Rozdział 70. I was born to love you.

Rozdział dedykuję Mai Bartosiewicz , Ninde , tak w podziękowaniu (Ty już tam wiesz za co xD), Magdzie, (Nie)Zboczonej, Bad-Apple , Lise-Lotte i Werze , bo właściwie dzięki ich komentarzom miałam motywację do pisania nowego rozdziału, bardziej pozytywnego xD. *** Michelle Rano obudziłam się w objęciach mojego mężczyzny. Slash delikatnie gładził mnie po policzku i uśmiechał się szczerze. -Dzień dobry...- wyszeptał mi do ucha i lekko musnął moje usta.
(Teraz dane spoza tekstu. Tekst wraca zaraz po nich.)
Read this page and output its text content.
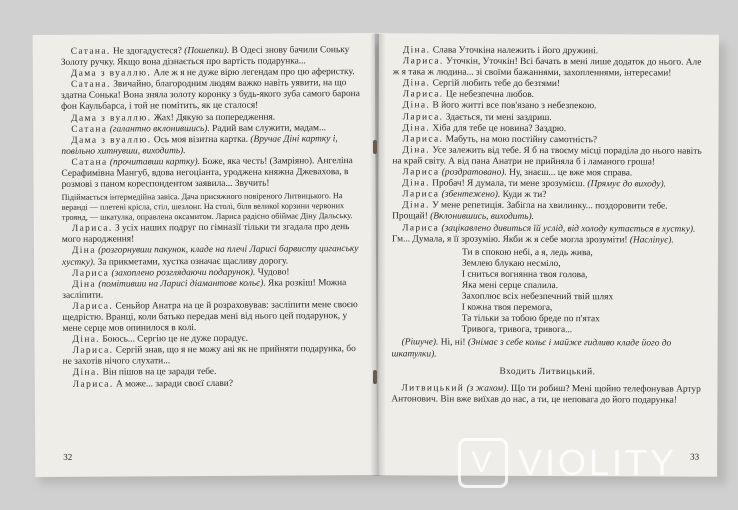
Сатана. Не здогадуєтеся? (Пошепки). В Одесі знову бачили Соньку Золоту ручку. Якщо вона дізнається про вартість подарунка...

Дама з вуаллю. Але ж я не дуже вірю легендам про цю аферистку.

Сатана. Звичайно, благородним людям важко навіть уявити, на що здатна Сонька! Вона зняла золоту коронку з будь-якого зуба самого барона фон Каульбарса, і той не помітить, як це сталося!

Дама з вуаллю. Жах! Дякую за попередження.

Сатана (галантно вклонившись). Радий вам служити, мадам...

Дама з вуаллю. Ось моя візитна картка. (Вручає Діні картку і, повільно хитнувши, виходить).

Сатана (прочитавши картку). Боже, яка честь! (Зaмріяно). Ангеліна Серафимівна Мангуб, вдова негоціанта, уроджена княжна Джеваxова, в розмові з паном кореспондентом заявила... Звучить!

Підіймається інтермедійна завіса. Дача присяжного повіреного Литвицького. На веранді — плетені крісла, стіл, шезлонг. На столі, біля великої корзини червоних троянд, — шкатулка, оправлена оксамитом. Лариса радісно обіймає Діну Дальську.

Лариса. З усіх наших подруг по гімназії тільки ти згадала про день мого народження!

Діна (розгорнувши пакунок, кладе на плечі Ларисі барвисту циганську хустку). За прикметами, хустка означає щасливу дорогу.

Лариса (захоплено розглядаючи подарунок). Чудово!

Діна (помітивши на Ларисі діамантове кольє). Яка розкіш! Можна засліпити.

Лариса. Сеньйор Анатра на це й розраховував: засліпити мене своєю щедрістю. Вранці, коли батько передав мені від нього цей подарунок, у мене серце мов опинилося в колі.

Діна. Боюсь... Сергію це не дуже порадує.

Лариса. Сергій знав, що я не можу ані як не прийняти подарунка, бо не захотів нічого слухати...

Діна. Він пішов на це заради тебе.

Лариса. А може... заради своєї слави?

32

Діна. Слава Уточкіна належить і його дружині.

Лариса. Уточкін, Уточкін! Всі бачать в мені лише додаток до нього. Але ж я така ж людина... зі своїми бажаннями, захопленнями, інтересами!

Діна. Сергій любить тебе до безтями!

Лариса. Це небезпечна любов.

Діна. В його житті все пов'язано з небезпекою.

Лариса. Здається, ти мені заздриш.

Діна. Хіба для тебе це новина? Заздрю.

Лариса. Мабуть, на мою постійну самотність?

Діна. Усе залежить від тебе. Я б на твоєму місці пораділа до нього навіть на край світу. А від пана Анатри не прийняла б і ламаного гроша!

Лариса (роздратовано). Ну, знаєш... це вже моя справа.

Діна. Пробач! Я думала, ти мене зрозумієш. (Прямує до виходу).

Лариса (збентежено). Куди ж ти?

Діна. У мене репетиція. Забігла на хвилинку... поздоровити тебе. Прощай! (Вклонившись, виходить).

Лариса (зацікавлено дивиться їй услід, від холоду кутається в хустку). Гм... Думала, я її зрозумію. Якби ж я себе могла зрозуміти! (Насліпує).

Ти в спокою небі, а я, ледь жива,
Землею блукаю несміло,
І сниться вогнянна твоя голова,
Яка мені серце спалила.
Захоплює всіх небезпечний твій шлях
І кожна твоя перемога,
Та тільки за тобою бреде по п'ятах
Тривога, тривога, тривога...

(Рішуче). Ні, ні! (Знімає з себе кольє і майже гидливо кладе його до шкатулки).

Входить Литвицький.

Литвицький (з жахом). Що ти робиш? Мені щойно телефонував Артур Антонович. Він вже виїхав до нас, а ти, це неповага до його подарунка!

33
V VIOLITY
Odwzajemniłam pocałunek i przyciągnęłam go bliżej, obejmując rękoma za szyję. W momencie kiedy Slash znalazł się nade mną do pokoju weszła Kate. Natychmiast się od siebie oderwaliśmy i szczelniej okryliśmy się kołdrą. Kate wpatrywała się w nas z szeroko otwartymi oczami rozdziawioną buzią. -Przepraszam...ale...ekhm...na dole czekają wasi przyjaciele, chcą obgadać sprawy powrotu.- powiedziała, błądząc wzrokiem po ścianach. -Jasne, zar...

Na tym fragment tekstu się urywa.